Last weekend I was lucky enough to take Steve Kaplan’s Comedy Intensive workshop!
If you are even remotely thinking about writing, acting or directing comedy, you need to take this workshop. Honestly, it is the best I have taken.
A friend told me about the workshop and I wasn’t sure, so I started asking people about it. I belong to a few groups and am on a few message boards filled with actors and writers. I sent out emails asking and got tons of replies telling me NOT to miss this workshop. Whereas when I was asking about Robert McKee and some others, people would say, “just buy the book”, or “it’s a repeat of what you already know.” As well many of my animation friends from DreamWorks also took his workshop there and highly recommended it.
I was hesitant to spend the money since the film I am on is ending soon, but I am sooooo glad I did!
My background is both in acting and writing.
I went to Groundlings when I first came to Los Angeles, and did a lot of writing and learned improv-also very very good, and I think all comedic actors should join an Improv group where you also write-and I think all comedic writers should take an improv class where you also act.
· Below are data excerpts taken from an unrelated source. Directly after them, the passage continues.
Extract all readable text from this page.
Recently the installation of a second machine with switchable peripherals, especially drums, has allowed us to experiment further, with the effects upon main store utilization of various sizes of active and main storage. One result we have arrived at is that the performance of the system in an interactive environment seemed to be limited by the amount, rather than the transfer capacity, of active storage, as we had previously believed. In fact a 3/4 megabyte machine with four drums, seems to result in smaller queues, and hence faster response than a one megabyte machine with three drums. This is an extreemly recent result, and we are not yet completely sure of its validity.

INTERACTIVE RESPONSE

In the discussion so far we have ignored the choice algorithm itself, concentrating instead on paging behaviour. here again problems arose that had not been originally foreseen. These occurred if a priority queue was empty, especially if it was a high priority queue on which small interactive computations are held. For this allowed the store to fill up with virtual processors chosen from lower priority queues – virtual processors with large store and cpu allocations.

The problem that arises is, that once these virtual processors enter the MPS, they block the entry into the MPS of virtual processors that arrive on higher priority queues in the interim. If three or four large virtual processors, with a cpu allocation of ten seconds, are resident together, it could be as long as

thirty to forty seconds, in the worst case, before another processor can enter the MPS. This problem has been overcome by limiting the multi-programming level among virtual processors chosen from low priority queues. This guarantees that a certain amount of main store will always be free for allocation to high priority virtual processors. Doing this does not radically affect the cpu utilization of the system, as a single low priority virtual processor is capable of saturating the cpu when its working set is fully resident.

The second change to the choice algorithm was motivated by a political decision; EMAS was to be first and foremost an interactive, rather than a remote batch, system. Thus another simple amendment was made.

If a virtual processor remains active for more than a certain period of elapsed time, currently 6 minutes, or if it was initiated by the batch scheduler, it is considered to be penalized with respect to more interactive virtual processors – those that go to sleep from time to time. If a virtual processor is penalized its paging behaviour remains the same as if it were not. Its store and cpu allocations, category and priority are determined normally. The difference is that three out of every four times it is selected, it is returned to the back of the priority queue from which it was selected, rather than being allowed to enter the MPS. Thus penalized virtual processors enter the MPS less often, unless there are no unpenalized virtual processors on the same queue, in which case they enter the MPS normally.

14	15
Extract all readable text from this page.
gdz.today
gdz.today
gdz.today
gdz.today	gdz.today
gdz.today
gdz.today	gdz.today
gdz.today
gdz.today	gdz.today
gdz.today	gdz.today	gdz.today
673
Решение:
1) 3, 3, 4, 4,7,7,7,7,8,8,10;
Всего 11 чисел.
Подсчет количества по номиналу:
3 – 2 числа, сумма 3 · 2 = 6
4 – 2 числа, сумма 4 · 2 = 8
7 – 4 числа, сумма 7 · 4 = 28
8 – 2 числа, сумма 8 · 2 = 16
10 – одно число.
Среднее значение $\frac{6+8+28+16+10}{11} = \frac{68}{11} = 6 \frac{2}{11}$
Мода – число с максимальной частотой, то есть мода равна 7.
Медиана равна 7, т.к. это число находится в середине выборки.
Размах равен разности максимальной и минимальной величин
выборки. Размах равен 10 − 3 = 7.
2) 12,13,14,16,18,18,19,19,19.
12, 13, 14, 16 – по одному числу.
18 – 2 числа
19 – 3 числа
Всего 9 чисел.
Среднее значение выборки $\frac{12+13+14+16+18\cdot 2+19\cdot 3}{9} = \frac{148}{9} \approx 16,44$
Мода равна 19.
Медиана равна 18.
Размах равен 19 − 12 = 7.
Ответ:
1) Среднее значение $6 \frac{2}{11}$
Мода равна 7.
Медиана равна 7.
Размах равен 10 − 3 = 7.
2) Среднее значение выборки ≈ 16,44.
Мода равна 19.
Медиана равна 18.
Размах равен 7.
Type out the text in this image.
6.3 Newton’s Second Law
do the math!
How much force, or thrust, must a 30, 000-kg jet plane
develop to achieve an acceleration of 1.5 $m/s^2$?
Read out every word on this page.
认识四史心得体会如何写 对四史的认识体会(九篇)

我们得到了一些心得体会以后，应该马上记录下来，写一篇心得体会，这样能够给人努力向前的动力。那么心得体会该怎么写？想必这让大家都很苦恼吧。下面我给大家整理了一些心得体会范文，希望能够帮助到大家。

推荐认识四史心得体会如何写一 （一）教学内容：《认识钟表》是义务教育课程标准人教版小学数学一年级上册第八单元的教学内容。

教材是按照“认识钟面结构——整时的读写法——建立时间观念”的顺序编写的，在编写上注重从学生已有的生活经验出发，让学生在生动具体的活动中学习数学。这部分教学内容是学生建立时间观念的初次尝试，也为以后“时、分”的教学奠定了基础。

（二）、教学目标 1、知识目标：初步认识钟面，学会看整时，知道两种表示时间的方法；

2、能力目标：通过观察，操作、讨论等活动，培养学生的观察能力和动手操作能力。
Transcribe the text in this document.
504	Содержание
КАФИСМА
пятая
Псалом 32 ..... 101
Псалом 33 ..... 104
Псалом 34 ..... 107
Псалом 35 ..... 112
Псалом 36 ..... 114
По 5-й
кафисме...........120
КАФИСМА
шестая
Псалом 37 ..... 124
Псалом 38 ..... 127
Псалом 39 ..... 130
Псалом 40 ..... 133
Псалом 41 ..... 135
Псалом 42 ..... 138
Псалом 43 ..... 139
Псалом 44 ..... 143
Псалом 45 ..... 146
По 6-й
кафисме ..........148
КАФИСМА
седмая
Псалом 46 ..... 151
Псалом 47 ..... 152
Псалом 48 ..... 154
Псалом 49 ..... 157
I have taken a lot of screenwriting workshops. I have also taken a few TV writing courses, workshops and am a published author. I have learned story structure from all different angles, and while I believe that all of them taught my something, Steve’s was by far the best for comedy.
I think it is not only because he is charismatic, funny, and knowledgeable, it is because he showed us many examples of what works and what didn’t work.
Knowing the WHYs of why something doesn’t work is essential to fixing the problem. As well as knowing why something worked.
Two of my all time favorite comedies are; BIG w/ Tom Hanks, and Groundhog Day w/ Bill Murray and while I knew I loved them, Steve explained why they worked. There are things about BIG that I knew worked before and were genius because of the way Tom Hanks acted in the film, but there is so much more there, hence why it is brilliant.
We also watched a lot of TV clips, and Steve broke it down for us.
I left the two day workshop feeling more confident and excited to write-okay well I am always excited to write-I don’t even know what writer’s block is-but I was even MORE excited after the workshop.
Ever watch a film and think, “Wow that sucked and I thought it looked good.” or “This could have been funny, but wasn’t.” Of course you have and then you and your friends talk about how this film missed it somehow? Well after taking Steve’s class you will know why.
After studying acting for many many many years, I tend to think differently than a lot of my writer friends, and some of what Steve said was a reminder or refresher from acting, that I know I still knew, just maybe the knowledge was locked away somewhere in my head.
He is brilliant, the workshop is brilliant, there is another one this fall/winter in L.A. sign up! It is a MUST!
On another note, in addition to this comedy workshop, if you are even remotely thinking about writing for television, you have to take Ellen Sandler’s TV writing workshop and get the book. She teaches you about structure for TV, and how to approach writing your own pilot, Steve will give you tools to make it hilarious.